Il CommentoCivile

Il danno da predisposizione o mancato depennamento di atto legislativo è risarcibile dal giudice ordinario

Non c'è alcun difetto assoluto di giurisdizione o "invasione di campo" del potere giurisdizionale in quello legislativo

di Pietro Alessio Palumbo

Secondo le Sezioni Unite della Suprema Corte (ordinanza n. 36373/2021) è risarcibile il danno da allestimento di un atto legislativo ovvero da mancato ritiro o stralcio dello stesso da parte delle autorità preposte. Nessun difetto assoluto di giurisdizione o "invasione di campo" del potere giurisdizionale in quello legislativo quando il bene della vita dedotto in giudizio attenga propriamente al pregiudizio derivato dalla predisposizione e presentazione di un Dld di bilancio poi approvato, o dal mancato adoperarsi delle autorità preposte per la sua successiva rimozione o modifica. In tal caso – accenta la Corte - non è minimante in discussione l'accertamento del regime fiscale in sé considerato; deriva che l'azione in argomento postula la giurisdizione del giudice ordinario quale giudice naturale dei diritti fondamentali; senza alcuna interferenza con potestà riservate.

Il caso esaminato
L'azione giudiziaria veniva promossa da alcuni avvocati e commercialisti tutti liberi professionisti e dipendenti pubblici con qualifica di docenti di scuola superiore. Come conseguenza dell'emanata legge di bilancio per il 2020 agivano contro la Presidenza del Consiglio dei ministri, il Ministero dell'economia e delle finanze e l'Agenzia delle entrate, per sentir dichiarare lesi i propri diritti di eguaglianza, non discriminazione e pari contribuzione a parità di reddito. Una illegittimità a loro dire contrastante col Trattato UE, con la Carta fondamentale dei diritti UE, con le previsioni della Carta delle nazioni unite, col protocollo 12 della CEDU e con le norme del Patto internazionale dei diritti civili e politici di New York.

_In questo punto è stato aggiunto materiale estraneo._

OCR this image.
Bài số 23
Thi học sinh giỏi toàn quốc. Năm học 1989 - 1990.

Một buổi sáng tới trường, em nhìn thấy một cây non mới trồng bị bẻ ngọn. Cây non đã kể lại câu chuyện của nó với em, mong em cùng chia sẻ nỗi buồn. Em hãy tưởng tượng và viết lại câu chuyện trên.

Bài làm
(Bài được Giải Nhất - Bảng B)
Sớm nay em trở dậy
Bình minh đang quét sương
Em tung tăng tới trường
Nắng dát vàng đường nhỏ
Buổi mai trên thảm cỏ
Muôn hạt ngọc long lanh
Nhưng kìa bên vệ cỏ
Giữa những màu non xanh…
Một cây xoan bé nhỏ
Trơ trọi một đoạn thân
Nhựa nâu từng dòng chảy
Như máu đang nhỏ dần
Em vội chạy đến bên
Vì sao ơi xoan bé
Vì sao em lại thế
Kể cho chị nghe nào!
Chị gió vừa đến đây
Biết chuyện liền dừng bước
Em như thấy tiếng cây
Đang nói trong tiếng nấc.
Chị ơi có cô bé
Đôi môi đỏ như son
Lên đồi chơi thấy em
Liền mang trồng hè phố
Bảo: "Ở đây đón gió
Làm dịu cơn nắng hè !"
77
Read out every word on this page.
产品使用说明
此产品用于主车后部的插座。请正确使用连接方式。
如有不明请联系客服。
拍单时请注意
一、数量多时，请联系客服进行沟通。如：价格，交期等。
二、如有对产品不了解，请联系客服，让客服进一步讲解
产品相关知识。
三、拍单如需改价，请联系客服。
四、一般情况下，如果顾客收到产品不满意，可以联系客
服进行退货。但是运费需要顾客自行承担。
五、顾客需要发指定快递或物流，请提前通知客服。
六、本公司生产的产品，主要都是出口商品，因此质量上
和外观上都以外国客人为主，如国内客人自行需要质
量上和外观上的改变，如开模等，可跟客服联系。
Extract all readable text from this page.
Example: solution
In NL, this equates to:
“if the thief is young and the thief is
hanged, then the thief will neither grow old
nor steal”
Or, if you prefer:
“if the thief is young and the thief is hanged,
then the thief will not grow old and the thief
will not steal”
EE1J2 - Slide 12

L'avvocatura generale dello Stato, in rappresentanza di tutti gli enti evocati, resisteva invocando il difetto assoluto di giurisdizione.

La posizione della Cassazione
La Suprema Corte ha evidenziato che l'oggetto del giudizio come prospettato dai ricorrenti non è incentrato sul tributo; il vero e unico oggetto del giudizio è la pretesa risarcitoria; per ciò stesso non è richiamabile il concetto di difetto assoluto di giurisdizione.
Quando la controversia riguarda i fondamenti di una pretesa risarcitoria, per definizione, la lite appartiene alla materia dei diritti soggettivi; a fronte di diritti fondamentali, costituzionalmente protetti, non può mai escludersi il diritto di azione, anche se la lesione sia paventata come dipendente dall'esercizio illegittimo di una potestà pubblica, o dalla predisposizione, presentazione, o mancata modifica di un atto legislativo. Proprio come nella vicenda di specie.
Secondo la Cassazione una domanda quale quella in analisi non è suscettibile di esser considerata improponibile per ragione di materia o di regolamentazione normativa. Tale ipotesi è configurabile quando la domanda giudiziaria non sia conoscibile da alcun giudice, sicché quest'ultimo è tenuto ad "arretrare" rispetto a una materia non oggetto di sua cognizione. Ma la fattispecie in analisi esula dalla descritta ipotesi; è in discussione l'azione risarcitoria comune avente base nell'articolo 2043 cod. civ. in sé considerato. E i fondamenti di tale azione presuppongono sempre una valutazione in concreto che solo il giudice dei diritti è legittimato a svolgere. L'azione non può dirsi esclusa nemmeno evocando la natura "politica" dell'atto legislativo, essendo nella specie rivolta ai promotori dell'atto ossia alla Presidenza del Consiglio dei ministri, al ministero dell'Economia e all'Agenzia delle entrate. Gli attori asserivano che la normativa era loro lesiva per la derivante disciplina; non avevano messo in discussione in alcun modo l'attribuzione dell'atto alla relativa potestà. In altri termini i ricorrenti non avevano chiesto che il giudice con una sorta di incursione in diverso potere sindacasse come giusta o errata la maniera di esercizio della potestà in parola; avevano piuttosto dedotto che la normativa della legge di bilancio, ove non disapplicata, avrebbe sortito effetti costituzionalmente illegittimi e certo in contrasto col diritto comunitario. In questa prospettiva gli attori asserivano il diritto al risarcimento del danno da illecito civile nei confronti delle autorità che di quella legge di bilancio avevano curato la presentazione e concorso all'approvazione.
Dal che per le Sezioni Unite nessun dubbio: con la domanda il giudice non è stato interpellato per "impadronirsi" di una funzione sovrana altrui ma, legittimamente, per vagliare un (possibile) illecito civile.